Home. It’s a complicated place.

Knowingly or unknowingly we carry with us the patterns we learn there: kindness, cruelty, devotion, violence. We often orbit our ideas of home like a moon – neither part of nor separate from. Homes are places that we move toward and run from.

Maria Torres at Ayya Anandabodhi and Ayya Santacitta's bhikkhuni ordination at Spirit Rock in 2011
Maria at Ayya Anandabodhi and Ayya Santacitta’s bhikkhuni ordination at Spirit Rock in 2011

Born in Brazil in a traditional Catholic family, Oakland psychotherapist Maria Torres knows this well. She has been an intimate observer of homes for many years. She works at UCSF in a clinical research program, working with preschoolers who have experienced domestic or community violence, separation or death from a primary caregiver and other forms of trauma. The intake process is detailed and graphic – it’s essential to understand what the child heard or saw – but bearing witness to the abuse, neglect and violence day after day, even vicariously, is traumatizing. Her daily meditation practice and her work with the nuns of Aloka Vihara have saved her. “I’d have totally burned out if I didn’t have that support,” she gently sighs.

Maria learned Transcendental Meditation as a young adult, using the technique to relieve stress but she hungered for more of a spiritual practice. She learned of S.N. Goenka’s teaching through the documentary Doing Time, Doing Vipassana and quickly signed up for her first 10-day silent retreat in North Fork, CA.

“I was practicing Vipassana for 10 years when I met the nuns,” she recalls. “I would do my 10 days and come back each time with a lot of enthusiasm, but I really missed having a sangha.” She is deeply grateful to Goenkaji for introducing her to Dhamma and the power of a daily practice and she thirsted for more guidance and knowledge from an accessible teacher and the support of a sangha.

She attended her first supporters’ meeting for the Aloka Vihara nuns in September 2009 in San Francisco and found her interest kindled. When the nuns moved permanently to the Bay Area that December, Maria was among those who instantly found in them a home. “There was a community and a place with a dhamma talk every week, a tea where I could go and listen and ask questions. It was wonderful – warm and welcoming.”

She was drawn to the feminine energy the nuns brought – warm, soft and down to earth. “It felt very humane,” she recounts. “They didn’t put on airs about being above others. They were so connected to all of us who were there and I so appreciated their humor. It really allowed me to translate the practice into my daily life.”

The weekly talks were sometimes opportunities to explore difficulties at work and how to skillfully deal with them. At times, the intake stories would come back to her as intrusive thoughts. Initially she tried to block them, but Ayya Santacitta suggested that she instead give them space to see what happens. Her first reaction was “you have no idea how horrible the things I hear are,” but she accepted the instruction and practiced turning her attention to the sensations in her body when these thoughts arose. This simple return to breath allowed her to open her heart and make space within for the passing of the suffering of others that she felt vicariously.

With the nuns’ move to Placerville, CA she misses the community of the sangha, but she maintains her daily practice and meets with the nuns as often as possible – when they travel to San Francisco or when she can make the 2 ½ hour drive north to their new monastery.

Maria is on the eve of a big transition. She turned 65 in 2016 and is planning to retire. While her heart calls her to be a part of the monastic community, she decided to return to Brazil for a time to be with her parents while they are still on this earth. She also feels the pull of family here in the US.

“It’s such a joy to be a grandmother. My daughter lives here in San Francisco and my granddaughter, Maeve is almost 7. And my grandson, Emmet is 5 and lives with his family in Austin, Texas. But my mother seems so frail. She is 87 and my father is 91. My mother raised 6 kids and she did so much for us. I consider it a big honor to help her, to make the quality of her days a little better,” she explains.

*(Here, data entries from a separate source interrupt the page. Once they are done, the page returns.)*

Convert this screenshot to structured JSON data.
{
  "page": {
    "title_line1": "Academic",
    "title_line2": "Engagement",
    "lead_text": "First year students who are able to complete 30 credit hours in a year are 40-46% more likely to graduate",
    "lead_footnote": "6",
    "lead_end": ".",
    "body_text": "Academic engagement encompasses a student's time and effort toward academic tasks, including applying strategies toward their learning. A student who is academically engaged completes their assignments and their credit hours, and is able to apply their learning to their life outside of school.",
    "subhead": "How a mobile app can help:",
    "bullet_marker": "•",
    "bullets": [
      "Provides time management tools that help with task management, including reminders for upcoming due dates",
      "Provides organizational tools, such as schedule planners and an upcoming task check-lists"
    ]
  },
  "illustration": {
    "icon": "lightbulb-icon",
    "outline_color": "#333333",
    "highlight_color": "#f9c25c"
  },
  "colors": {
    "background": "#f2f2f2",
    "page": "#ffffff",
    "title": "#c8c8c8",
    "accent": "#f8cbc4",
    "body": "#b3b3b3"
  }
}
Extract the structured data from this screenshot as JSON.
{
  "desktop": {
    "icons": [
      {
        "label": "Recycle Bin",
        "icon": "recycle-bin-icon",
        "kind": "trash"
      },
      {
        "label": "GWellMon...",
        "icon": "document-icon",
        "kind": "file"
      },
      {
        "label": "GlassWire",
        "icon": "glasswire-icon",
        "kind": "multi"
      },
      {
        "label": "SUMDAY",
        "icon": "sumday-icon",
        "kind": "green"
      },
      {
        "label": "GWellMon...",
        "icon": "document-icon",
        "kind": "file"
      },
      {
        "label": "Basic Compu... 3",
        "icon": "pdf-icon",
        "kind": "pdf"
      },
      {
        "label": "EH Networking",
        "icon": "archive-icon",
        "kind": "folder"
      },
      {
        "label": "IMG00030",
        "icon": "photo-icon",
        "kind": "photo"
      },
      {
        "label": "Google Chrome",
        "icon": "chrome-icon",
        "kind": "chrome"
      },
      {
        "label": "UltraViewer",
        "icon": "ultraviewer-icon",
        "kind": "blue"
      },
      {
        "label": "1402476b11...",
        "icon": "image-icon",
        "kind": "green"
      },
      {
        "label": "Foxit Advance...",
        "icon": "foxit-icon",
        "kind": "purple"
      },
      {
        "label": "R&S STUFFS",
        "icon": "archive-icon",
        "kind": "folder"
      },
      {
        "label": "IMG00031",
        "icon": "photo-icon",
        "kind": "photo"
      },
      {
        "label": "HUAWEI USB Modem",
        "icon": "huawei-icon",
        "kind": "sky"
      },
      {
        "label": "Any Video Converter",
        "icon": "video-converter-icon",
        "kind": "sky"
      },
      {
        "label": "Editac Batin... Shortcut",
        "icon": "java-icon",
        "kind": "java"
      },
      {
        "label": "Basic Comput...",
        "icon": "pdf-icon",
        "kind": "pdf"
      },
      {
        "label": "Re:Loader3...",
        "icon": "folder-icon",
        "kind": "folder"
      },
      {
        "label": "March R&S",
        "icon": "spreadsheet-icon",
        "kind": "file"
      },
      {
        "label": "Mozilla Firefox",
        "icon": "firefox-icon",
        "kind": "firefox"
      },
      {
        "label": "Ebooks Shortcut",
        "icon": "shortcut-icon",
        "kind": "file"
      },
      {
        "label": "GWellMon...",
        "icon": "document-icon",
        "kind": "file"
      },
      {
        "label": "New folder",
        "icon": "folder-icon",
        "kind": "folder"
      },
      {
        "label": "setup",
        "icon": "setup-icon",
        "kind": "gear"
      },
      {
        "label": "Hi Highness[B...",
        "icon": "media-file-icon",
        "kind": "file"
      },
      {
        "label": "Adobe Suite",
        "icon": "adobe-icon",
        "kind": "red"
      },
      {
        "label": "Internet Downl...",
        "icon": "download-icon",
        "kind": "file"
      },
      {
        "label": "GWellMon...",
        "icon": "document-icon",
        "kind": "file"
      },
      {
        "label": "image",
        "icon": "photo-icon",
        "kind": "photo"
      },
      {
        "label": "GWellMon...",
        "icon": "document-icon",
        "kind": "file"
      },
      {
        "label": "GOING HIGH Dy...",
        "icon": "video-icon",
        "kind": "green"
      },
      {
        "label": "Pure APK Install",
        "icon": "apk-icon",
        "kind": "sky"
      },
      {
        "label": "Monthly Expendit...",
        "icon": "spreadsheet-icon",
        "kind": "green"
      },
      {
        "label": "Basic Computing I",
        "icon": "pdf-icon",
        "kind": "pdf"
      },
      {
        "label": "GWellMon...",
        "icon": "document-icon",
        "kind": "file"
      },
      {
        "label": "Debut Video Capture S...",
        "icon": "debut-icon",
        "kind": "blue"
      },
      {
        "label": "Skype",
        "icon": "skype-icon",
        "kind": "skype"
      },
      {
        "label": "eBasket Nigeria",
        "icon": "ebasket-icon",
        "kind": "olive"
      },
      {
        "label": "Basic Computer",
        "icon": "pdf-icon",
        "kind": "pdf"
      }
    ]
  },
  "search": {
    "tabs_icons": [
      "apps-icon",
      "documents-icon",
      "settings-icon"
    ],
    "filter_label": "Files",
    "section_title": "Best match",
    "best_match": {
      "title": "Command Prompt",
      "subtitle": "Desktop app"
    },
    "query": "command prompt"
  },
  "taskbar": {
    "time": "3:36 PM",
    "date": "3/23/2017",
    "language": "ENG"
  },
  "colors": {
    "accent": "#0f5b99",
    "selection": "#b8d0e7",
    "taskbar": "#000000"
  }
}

Eventually she expects to return to the US, hopefully somewhere near Placerville so that she can be closer to the nuns. “In the beginning I had no idea how to behave around them. I didn’t know the monastic etiquette but my friendship with them has developed. Now, 6 years later, they feel like good friends. I want to live near these nuns, to have as much contact with them as I can to continue my practice, learn and support them.”

She deeply admires their bravery and their contribution to bringing new life to the Bhikkhuni order. She worries that many Westerners have difficulty understanding people who don’t work for pay and live on alms. “My wish is to convey how much goodness they bring—not only on a personal level but with what is going on in the world, such as climate change. And being a Latina lesbian myself and a person of color, I really appreciate their addressing issues of race and gender in their teaching.”

Maria knows that many of the changes she went through here in the US were difficult for her mother, who is a deeply devoted Catholic. But they share a love of women who commit to a spiritual life. “I grew up Catholic, went to Catholic schools my whole life and nuns have always had a special place in my heart, Maybe there’s a positive transference there. “

It’s a conversation Maria and her mother may have when they are again together in that complicated place called home.